Вся штука в том, что если кто-то и задает интересные вопросы о телевидении времен fin-de-siècle, то это американское искусство, конкретно – некоторые течения современной американской литературы: «Что именно мы так сильно ненавидим в современной телевизионной культуре? Почему мы так в нее вовлечены, если так сильно ее ненавидим? Какие последствия может повлечь за собой подобная постоянная, добровольная вовлеченность в медиум, который мы ненавидим?» Но, как ни странно, телевидение само задает эти вопросы и само же на них отвечает.

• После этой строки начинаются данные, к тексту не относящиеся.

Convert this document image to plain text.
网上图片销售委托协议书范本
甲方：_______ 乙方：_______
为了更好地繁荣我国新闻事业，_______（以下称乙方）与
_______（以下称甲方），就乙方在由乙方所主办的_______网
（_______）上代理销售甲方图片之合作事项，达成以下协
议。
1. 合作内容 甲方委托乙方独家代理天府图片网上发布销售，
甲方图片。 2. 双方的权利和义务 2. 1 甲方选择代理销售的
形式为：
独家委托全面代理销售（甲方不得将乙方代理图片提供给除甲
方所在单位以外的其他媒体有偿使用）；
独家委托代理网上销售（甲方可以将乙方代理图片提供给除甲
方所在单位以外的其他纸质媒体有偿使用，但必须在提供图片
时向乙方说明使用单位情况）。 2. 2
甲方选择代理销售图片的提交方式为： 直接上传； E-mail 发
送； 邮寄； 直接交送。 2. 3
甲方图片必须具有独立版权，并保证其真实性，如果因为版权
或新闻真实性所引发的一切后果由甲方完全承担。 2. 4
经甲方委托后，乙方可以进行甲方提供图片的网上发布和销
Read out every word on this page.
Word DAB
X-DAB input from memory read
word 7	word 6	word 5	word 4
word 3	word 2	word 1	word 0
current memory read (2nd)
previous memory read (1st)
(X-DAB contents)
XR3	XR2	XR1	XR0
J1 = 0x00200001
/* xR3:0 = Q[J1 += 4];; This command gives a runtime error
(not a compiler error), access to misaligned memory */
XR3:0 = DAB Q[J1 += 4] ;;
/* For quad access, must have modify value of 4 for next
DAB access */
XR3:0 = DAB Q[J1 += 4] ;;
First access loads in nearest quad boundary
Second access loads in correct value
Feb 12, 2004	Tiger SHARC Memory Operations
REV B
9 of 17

Это еще одна причина, почему критика ТВ в большинстве своем выглядит такой пустотелой. Телевидению удалось стать своим собственным самым успешным и богатым аналитиком.

Утром 5 мая 1990 года, пока я собирал информацию и издевался над издевательским тоном вышеупомянутых статей в «Таймс», по телику шла серия синдицированного «Сент-Элсвера», прорвавшаяся на бостонский телерынок воскресного утра, в остальном захваченный телепроповедниками, рекламой и стероидо-полиуретановыми «Американскими гладиаторами», – сериала самого по себе не без шарма, но явно не самого возбуждающего. Синдикация – это еще одно новое увлечение нашего общества не только потому, что большие кабельные каналы вроде WGN из Чикаго или TBS из Атланты поднялись с местного уровня вещания на национальный, но и потому, что синдикация полностью меняет творческую философию телевидения. Поскольку благодаря синдицированным сделкам (когда дистрибьютор получает и оплату за передачу, и процент рекламных слотов для своей собственной рекламы) создатели успешных телевизионных сериалов имеют по-настоящему неприличную прибыль, многие новые телепрограммы специально задуманы и проданы с учетом аудитории одновременно и прайм-тайма, и дальнейшей синдикации и теперь вдохновлены не мечтами о телеинституте десятисезонных-всеми-любимых-телешоу, таких как «МЭШ» и «Чирс!», а скромными тремя сезонами, в которые поместятся семьдесят восемь серий, необходимых для привлекательного синдицированного пакета. Кстати, я, как и миллионы других американцев, знаю всю эту техническую инсайдерскую информацию потому, что видел специальное трехсерийное шоу о синдикации в «Энтертейнмент тунайт», который сам по себе – первая «новостная» программа с национальной синдикацией и первая коммерческая информационная программа с такой популярностью, что телестанции стали за нее платить.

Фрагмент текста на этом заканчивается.